Devor, who cites Tarkovsky and Resnais among his influences, eschews the conventional talking-head interview in favor of an allusive, poetic visual style, layering voiceover with Paul Matthew Moore’s moody (if occasionally intrusive) piano score and gorgeous 16 mm images of the landscape around Enumclaw: ripe blackberries on the vine, apple orchards at night, an empty stable. It would have been easy to focus on the eroticism of horses, who, let’s face it, are beautiful creatures to look at even for the nonzoophilically inclined, but Devor shows the animals only sparingly. For him, what’s most interesting is what the horses represent to the men who (gulp) love them: the wildness and purity of nature itself.

“It has no idea who Tolstoy is,” observes one zoophile, trying to explain the appeal of “mammal-to-mammal” communication. “It’s not going to ask you about the latest Madonna album. … [I]t has its own world, a very simple, plain world.” This ode to the simplicity and innocence of animals will resonate with anyone who’s ever confided in their dog. But the obvious rejoinder is, doesn’t sexualizing the animal then violate and exploit that very innocence? Not according to the zoos, one of whom characterizes horses as “intelligent beings” that are “happy to participate. “They’re hittin’ on you,” declares another, in a shifting of responsibility that can’t help but recall the defensive protestations of some pedophiles. Then again, as Rush Limbaugh notes in a strangely decontextualized excerpt from his radio show, it would be hard to construe the stallion in the Enumclaw video as anything but consenting. The question of whether animals can consent to sex with humans is a tricky one; it might be more accurate to say that, given their instinctual drives, they can’t not consent, which may represent just as much of a deprivation of liberty. But what does liberty mean for a horse?
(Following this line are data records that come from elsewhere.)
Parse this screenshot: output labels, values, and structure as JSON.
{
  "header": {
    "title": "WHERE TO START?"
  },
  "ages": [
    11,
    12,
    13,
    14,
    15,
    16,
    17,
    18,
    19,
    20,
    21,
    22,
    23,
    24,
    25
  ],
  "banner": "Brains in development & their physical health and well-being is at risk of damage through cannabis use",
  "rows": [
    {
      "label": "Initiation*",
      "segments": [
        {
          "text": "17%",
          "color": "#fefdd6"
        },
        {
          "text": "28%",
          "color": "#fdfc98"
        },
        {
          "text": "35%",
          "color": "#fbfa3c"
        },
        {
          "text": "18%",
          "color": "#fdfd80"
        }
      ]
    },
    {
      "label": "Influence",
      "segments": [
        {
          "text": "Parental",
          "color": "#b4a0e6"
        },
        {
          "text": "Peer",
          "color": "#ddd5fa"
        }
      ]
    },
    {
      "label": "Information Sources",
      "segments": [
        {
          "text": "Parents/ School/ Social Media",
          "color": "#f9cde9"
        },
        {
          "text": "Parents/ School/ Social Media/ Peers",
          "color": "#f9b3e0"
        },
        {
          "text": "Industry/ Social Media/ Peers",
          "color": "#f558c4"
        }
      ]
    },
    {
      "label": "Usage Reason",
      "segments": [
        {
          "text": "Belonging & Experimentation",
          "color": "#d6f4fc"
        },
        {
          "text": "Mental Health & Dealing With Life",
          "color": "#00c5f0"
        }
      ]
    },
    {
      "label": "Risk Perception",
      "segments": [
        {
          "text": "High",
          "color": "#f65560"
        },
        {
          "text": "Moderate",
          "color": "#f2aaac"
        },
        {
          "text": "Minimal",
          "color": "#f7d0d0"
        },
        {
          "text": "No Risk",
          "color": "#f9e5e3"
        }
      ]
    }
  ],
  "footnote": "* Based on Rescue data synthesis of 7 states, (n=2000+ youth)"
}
Because bestiality wasn’t illegal in Washington state at the time of the incident, no charges were filed against the surviving members of the Enumclaw group. But since (and because of) Pinyan’s death, new laws have been enacted making sex with animals a felony in the state. Zoo is hardly a brief on behalf of the practice, but it does treat those who engage in it as something more than just contemptible freaks. Jenny Edwards, the animal worker who rescued Strut the stallion from his sexual bondage (only to have him gelded that very night) ends the movie with a reflection on zoophilia that viewers of Zoo may come to share: “I don’t know how I feel about that, but I’m right on the edge of being able to understand it.”